My own religious identity is Pentecostal. This year we celebrate the 100th anniversary of the riotous Azusa Street Revival in Los Angeles, which is known as the birthplace of our movement. The people who attended the meetings led by a former slave understood the revival as signaling the beginning of a new era. This era was one which abolished the color line, empowered women as well as men to be leaders and liberated the poor. The participants of the Asusa Street revival clearly celebrated the power of marginality, often dancing the night away.
As a fourth generation Pentecostal, the story of Azusa Street Mission is a reminder of my own marginal identity. It marks what theologian Harvey Cox calls the “heart of our movement.” I need this reminder. As an educated, middle class seminary professor I have a tendency to avoid the margins and seek approval in the mainstream.
Perhaps to counter my mainstreaming tendencies, I’ve developed a somewhat morbid fascination with the newspaper accounts of the Azusa Street meetings. They reveal the distain good, self respecting people felt for the intense “negro worship” taking place in Los Angeles.
As I write this essay I have beside me a cartoon from the Los Angeles “Evening News” dated June 23, 1906. Underneath the title “Summer Solstice Sees Strenuous Sects Sashaying,” are depictions of “holy jumpers” shouting “glory,” a woman speaking in tongues, and “holy rollers” on the floor shouting “sweet speerit!”
This “sweet speerit” seemed to grace Azusa Street with her wild ways, creating visions of racial equality and empowering poor people to believe that God thinks they are important.
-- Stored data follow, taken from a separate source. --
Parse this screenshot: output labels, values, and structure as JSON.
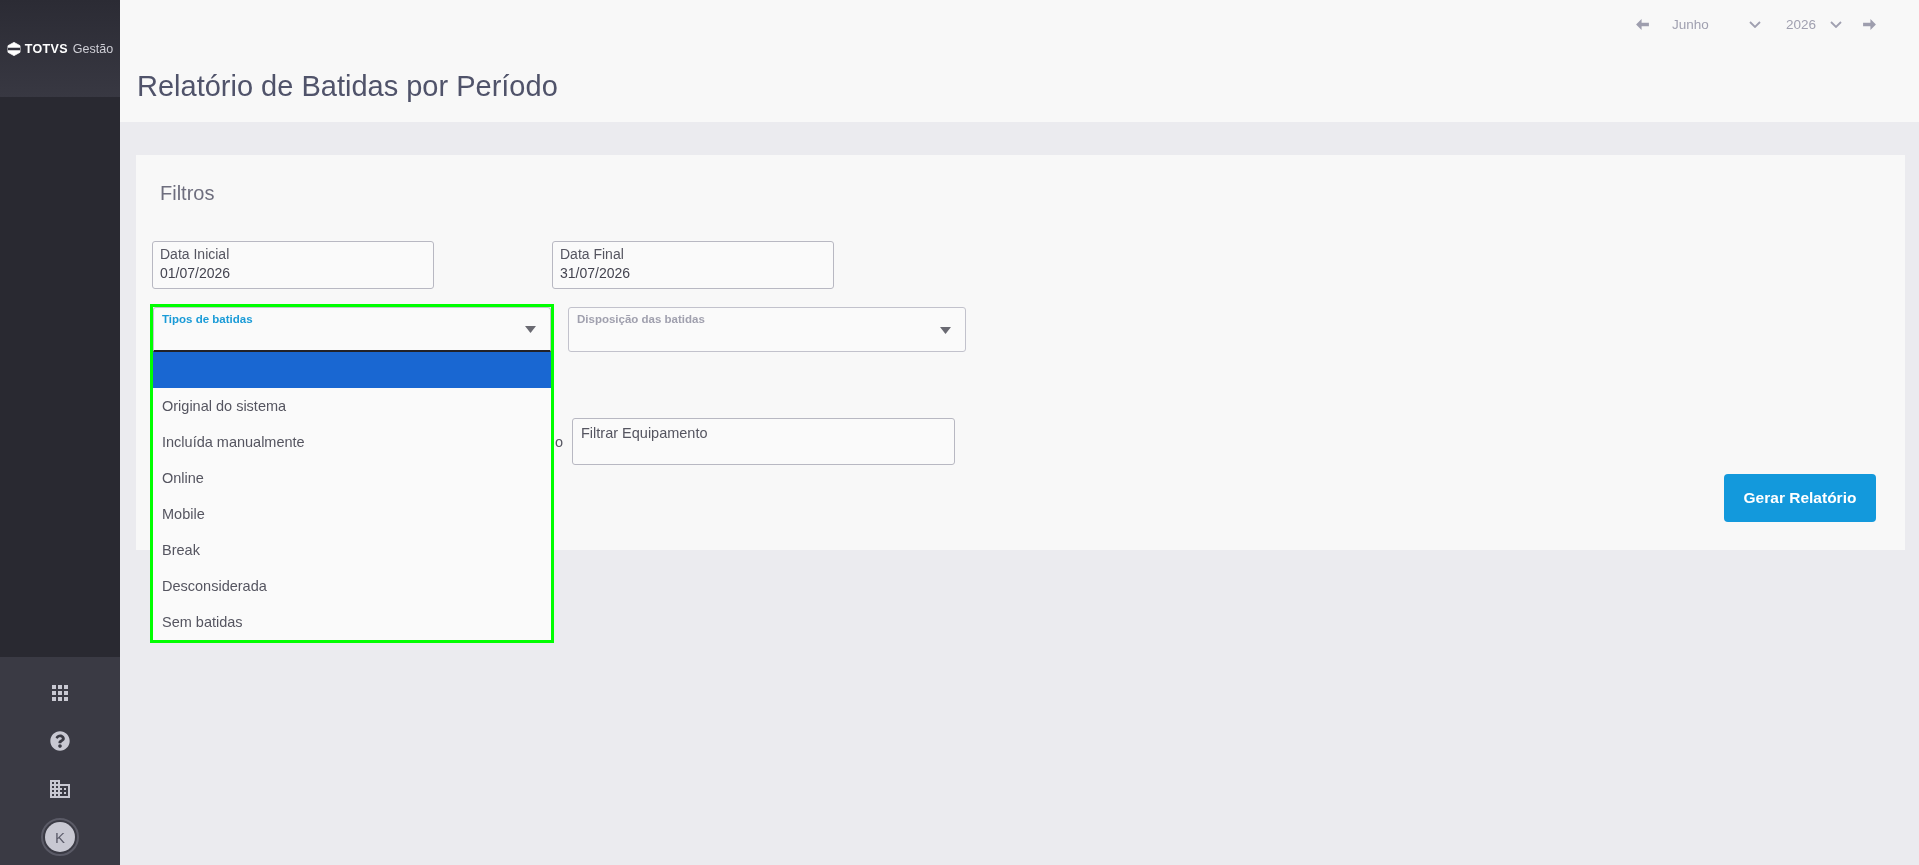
{
  "sidebar": {
    "logo": {
      "brand": "TOTVS",
      "product": "Gestão"
    },
    "avatar": {
      "initial": "K"
    }
  },
  "header": {
    "period_nav": {
      "month": "Junho",
      "year": "2026"
    },
    "title": "Relatório de Batidas por Período"
  },
  "filters": {
    "title": "Filtros",
    "date_fields": [
      {
        "label": "Data Inicial",
        "value": "01/07/2026"
      },
      {
        "label": "Data Final",
        "value": "31/07/2026"
      }
    ],
    "selects": [
      {
        "label": "Tipos de batidas",
        "expanded": true,
        "highlighted": true,
        "options": [
          {
            "selected": true
          },
          {
            "label": "Original do sistema",
            "selected": false
          },
          {
            "label": "Incluída manualmente",
            "selected": false
          },
          {
            "label": "Online",
            "selected": false
          },
          {
            "label": "Mobile",
            "selected": false
          },
          {
            "label": "Break",
            "selected": false
          },
          {
            "label": "Desconsiderada",
            "selected": false
          },
          {
            "label": "Sem batidas",
            "selected": false
          }
        ]
      },
      {
        "label": "Disposição das batidas",
        "expanded": false,
        "highlighted": false
      }
    ],
    "equipment_filter": {
      "covered_label": "o",
      "label": "Filtrar Equipamento"
    },
    "submit_button": "Gerar Relatório"
  }
}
She even gave the poor a new language: babble. Imagine this: the educated and the illiterate speaking the same heavenly language. That is why I love the sound of glossolalia, which like jazz, mocks the rationalism of the Enlightenment and creates zones that liberate people from the tyranny of the objective and rational.
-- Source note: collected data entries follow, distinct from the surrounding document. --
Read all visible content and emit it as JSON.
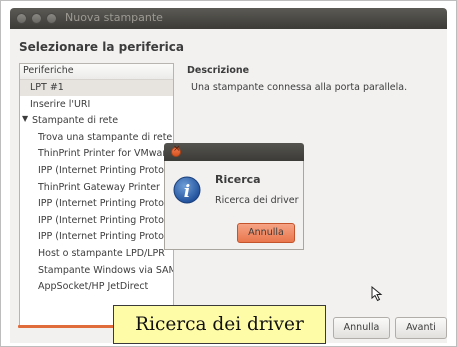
{
  "window": {
    "title": "Nuova stampante",
    "heading": "Selezionare la periferica"
  },
  "devices": {
    "header": "Periferiche",
    "items": [
      {
        "label": "LPT #1",
        "selected": true
      },
      {
        "label": "Inserire l'URI"
      },
      {
        "label": "Stampante di rete",
        "expander": "▼"
      },
      {
        "label": "Trova una stampante di rete"
      },
      {
        "label": "ThinPrint Printer for VMware"
      },
      {
        "label": "IPP (Internet Printing Protocol)"
      },
      {
        "label": "ThinPrint Gateway Printer"
      },
      {
        "label": "IPP (Internet Printing Protocol)"
      },
      {
        "label": "IPP (Internet Printing Protocol)"
      },
      {
        "label": "IPP (Internet Printing Protocol)"
      },
      {
        "label": "Host o stampante LPD/LPR"
      },
      {
        "label": "Stampante Windows via SAMBA"
      },
      {
        "label": "AppSocket/HP JetDirect"
      }
    ]
  },
  "description": {
    "label": "Descrizione",
    "text": "Una stampante connessa alla porta parallela."
  },
  "buttons": {
    "cancel": "Annulla",
    "next": "Avanti"
  },
  "dialog": {
    "heading": "Ricerca",
    "message": "Ricerca dei driver",
    "button": "Annulla",
    "icon": "info-icon"
  },
  "caption": {
    "text": "Ricerca dei driver"
  },
  "colors": {
    "accent": "#e9774d",
    "titlebar": "#3c3b37",
    "caption_bg": "#fffca8"
  }
}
If the Azusa Street story is not enough to call me back to the margins, I have the personal story of my great-grandmother Sally McNeely, who in 1907 shouted and danced her way our of her local Methodist church. (They kicked her out.) Undeterred by her new marginality she organized a Pentecostal congregation.
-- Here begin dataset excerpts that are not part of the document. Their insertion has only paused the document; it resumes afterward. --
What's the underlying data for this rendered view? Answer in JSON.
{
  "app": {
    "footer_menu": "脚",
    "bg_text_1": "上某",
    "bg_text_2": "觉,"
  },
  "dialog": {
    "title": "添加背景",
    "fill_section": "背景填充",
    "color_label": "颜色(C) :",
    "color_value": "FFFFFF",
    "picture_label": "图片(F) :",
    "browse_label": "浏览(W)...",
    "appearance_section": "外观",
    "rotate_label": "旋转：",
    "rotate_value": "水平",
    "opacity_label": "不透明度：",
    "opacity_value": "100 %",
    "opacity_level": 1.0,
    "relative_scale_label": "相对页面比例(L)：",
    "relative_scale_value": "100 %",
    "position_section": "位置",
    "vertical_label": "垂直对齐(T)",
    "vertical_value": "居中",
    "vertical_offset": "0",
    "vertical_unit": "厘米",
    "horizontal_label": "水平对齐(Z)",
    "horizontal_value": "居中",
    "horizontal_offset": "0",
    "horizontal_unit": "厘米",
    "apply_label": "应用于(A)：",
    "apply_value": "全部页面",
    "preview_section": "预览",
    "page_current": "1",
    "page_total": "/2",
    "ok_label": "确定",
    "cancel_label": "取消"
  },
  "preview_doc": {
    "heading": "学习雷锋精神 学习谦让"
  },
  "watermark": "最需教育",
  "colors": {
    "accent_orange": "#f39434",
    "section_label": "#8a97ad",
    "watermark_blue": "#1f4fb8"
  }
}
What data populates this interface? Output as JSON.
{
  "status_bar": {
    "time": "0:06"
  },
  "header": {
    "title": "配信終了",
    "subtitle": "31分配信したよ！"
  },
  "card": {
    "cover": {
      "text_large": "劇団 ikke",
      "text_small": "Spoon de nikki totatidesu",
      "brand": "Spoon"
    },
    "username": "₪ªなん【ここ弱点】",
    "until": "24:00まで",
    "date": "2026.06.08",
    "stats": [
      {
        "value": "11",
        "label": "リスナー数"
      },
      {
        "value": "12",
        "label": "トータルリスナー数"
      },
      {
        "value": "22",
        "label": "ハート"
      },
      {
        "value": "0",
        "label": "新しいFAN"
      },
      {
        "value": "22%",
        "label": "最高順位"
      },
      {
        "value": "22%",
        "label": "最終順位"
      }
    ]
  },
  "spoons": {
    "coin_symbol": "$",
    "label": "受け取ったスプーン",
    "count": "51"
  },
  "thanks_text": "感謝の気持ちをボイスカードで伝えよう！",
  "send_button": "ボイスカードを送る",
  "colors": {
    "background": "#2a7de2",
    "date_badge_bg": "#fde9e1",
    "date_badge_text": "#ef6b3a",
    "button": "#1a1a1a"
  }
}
During my childhood my great grandmother’s portrait hung in the vestibule of our country church. This portrait was our icon. Like all icons, her image served as a reminder of our identity and offered a visual portal into a mysterious realm of the Spirit. In the sacred space of this church I first felt God’s hand on my life calling me into a marginal wonderland.
In my ecumenical journeys I catch glimpses of a more sedate and safe religious existence, and I must admit that I often long to be mainline. At these times I can see myself preaching the lectionary, singing taize choruses and attending wine and cheese receptions. I envision myself meditating quietly as I walk a neatly laid out labyrinth.
In these ecumenical journeys I have received my fair share of ribbing about tele-evalgelists, sexual scandals and the like. As one such occasion, a Roman Catholic Cardinal leaned across the table and with tears in his eyes said softly, “don’t let them get to you Cheryl. We all have our scandals.” The Cardinal’s willingness to share my burden of marginality made a home for me in the center. He is now my friend.
Yes, there are moments when I long to be in the center, free from all the crazies of the margins. But, on these occasions I remind myself that the Creator Spirit hides in the margins. I don’t want to miss her next party.